The answer to this question says the active lives are more sensitive to inflation.
Surely retired lives, with a fixed annuity are, given inflation will erode this. And active lives have wage growth, which has an element of inflation in it
CFa answer below:
Benefit payment obligations in the retired-lives pool are exposed to less inflation risk because, unlike the active-lives pool, payments are fixed in nominal terms and do not adjust for inflation. Benefit payment obligations in the active-lives pool are exposed to more inflation risk than in the retired-lives pool because, unlike the retired-lives pool, active Titan employees accrue pension benefits based on salary increases, which include inflation as a component.

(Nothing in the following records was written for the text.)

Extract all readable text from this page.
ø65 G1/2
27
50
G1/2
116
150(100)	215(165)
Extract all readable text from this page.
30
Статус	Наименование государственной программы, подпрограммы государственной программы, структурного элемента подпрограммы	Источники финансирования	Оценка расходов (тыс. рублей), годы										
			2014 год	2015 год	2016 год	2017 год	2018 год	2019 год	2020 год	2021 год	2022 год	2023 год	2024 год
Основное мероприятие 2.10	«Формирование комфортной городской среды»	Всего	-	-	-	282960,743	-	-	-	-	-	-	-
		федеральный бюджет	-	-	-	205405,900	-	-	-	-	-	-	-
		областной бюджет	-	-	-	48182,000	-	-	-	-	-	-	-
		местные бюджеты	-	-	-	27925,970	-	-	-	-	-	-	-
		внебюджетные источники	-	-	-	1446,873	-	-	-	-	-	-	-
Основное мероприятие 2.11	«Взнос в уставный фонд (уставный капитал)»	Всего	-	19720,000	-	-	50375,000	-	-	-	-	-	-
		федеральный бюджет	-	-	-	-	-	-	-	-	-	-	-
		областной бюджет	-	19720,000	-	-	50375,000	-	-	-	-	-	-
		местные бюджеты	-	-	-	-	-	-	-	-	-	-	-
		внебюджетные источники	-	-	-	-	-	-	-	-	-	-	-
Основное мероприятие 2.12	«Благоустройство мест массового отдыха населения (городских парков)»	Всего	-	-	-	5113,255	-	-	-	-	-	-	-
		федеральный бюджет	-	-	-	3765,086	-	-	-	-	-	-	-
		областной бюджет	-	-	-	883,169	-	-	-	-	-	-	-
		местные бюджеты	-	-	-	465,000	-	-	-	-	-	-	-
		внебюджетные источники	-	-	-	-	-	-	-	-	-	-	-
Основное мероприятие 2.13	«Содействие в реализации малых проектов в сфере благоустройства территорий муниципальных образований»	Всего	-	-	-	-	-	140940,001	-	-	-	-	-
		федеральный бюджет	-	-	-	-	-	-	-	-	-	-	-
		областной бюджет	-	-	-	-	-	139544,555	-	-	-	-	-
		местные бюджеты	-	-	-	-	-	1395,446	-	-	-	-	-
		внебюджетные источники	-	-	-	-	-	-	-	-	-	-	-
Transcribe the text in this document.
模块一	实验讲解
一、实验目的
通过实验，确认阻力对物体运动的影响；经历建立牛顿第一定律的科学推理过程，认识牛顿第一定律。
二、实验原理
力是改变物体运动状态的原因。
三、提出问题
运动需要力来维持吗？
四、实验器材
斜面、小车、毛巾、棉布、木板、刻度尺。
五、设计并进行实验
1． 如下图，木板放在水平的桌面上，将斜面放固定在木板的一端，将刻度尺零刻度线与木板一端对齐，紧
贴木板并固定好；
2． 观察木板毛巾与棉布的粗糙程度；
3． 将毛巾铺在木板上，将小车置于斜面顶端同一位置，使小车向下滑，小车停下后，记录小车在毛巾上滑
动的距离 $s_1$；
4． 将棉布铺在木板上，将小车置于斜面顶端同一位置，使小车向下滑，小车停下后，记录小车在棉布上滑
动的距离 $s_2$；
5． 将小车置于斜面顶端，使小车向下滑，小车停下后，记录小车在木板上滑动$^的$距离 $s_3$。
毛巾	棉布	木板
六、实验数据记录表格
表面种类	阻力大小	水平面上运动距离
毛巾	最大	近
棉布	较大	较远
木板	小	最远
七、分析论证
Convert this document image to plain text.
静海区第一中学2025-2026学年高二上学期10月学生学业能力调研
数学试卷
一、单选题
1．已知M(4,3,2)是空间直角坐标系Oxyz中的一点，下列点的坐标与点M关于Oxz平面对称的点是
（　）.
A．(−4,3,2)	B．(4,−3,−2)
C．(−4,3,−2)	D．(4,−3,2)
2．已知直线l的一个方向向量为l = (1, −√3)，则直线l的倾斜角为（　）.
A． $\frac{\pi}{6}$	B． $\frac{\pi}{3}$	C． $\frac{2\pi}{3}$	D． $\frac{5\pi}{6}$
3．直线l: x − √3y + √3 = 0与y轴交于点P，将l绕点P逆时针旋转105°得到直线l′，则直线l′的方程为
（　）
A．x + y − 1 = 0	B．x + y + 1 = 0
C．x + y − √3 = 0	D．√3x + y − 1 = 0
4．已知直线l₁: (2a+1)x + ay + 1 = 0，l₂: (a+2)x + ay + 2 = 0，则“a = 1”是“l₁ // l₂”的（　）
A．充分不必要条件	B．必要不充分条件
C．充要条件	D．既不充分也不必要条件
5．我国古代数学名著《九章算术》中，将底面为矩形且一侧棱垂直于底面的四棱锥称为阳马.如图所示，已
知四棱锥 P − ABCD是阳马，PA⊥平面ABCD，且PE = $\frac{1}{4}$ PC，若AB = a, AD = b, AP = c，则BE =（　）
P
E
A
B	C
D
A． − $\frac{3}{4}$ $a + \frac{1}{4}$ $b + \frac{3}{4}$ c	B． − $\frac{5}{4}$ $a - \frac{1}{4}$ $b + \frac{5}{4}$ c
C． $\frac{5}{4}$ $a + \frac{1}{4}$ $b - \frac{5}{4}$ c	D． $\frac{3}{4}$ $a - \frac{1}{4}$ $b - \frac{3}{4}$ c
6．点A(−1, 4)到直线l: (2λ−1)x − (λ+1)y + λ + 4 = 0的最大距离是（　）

You’re looking at this from the wrong perspective. What matters in this context is the effect inflation can have on the pension plan’s liabilities. If a pension plan offers payments to retirees that are indexed to inflation, the plan has to worry about unexpected inflation increases, as it will be a cost to the plan (higher payments). Thus the plan would mimic the uncertainty of this liability with real rate bonds (TIPS).
But the plan in this case does not, so inflation is not a concern for retirement payments. These payments are fixed and the liability can be mimicked with nominal bonds. However, wage inflation IS a concern for active participants who are still accruing benefits, as benefit values are usually tied to the participant’s wage income (higher wages = higher accrued pension benefits the plan is obligated to pay in the future).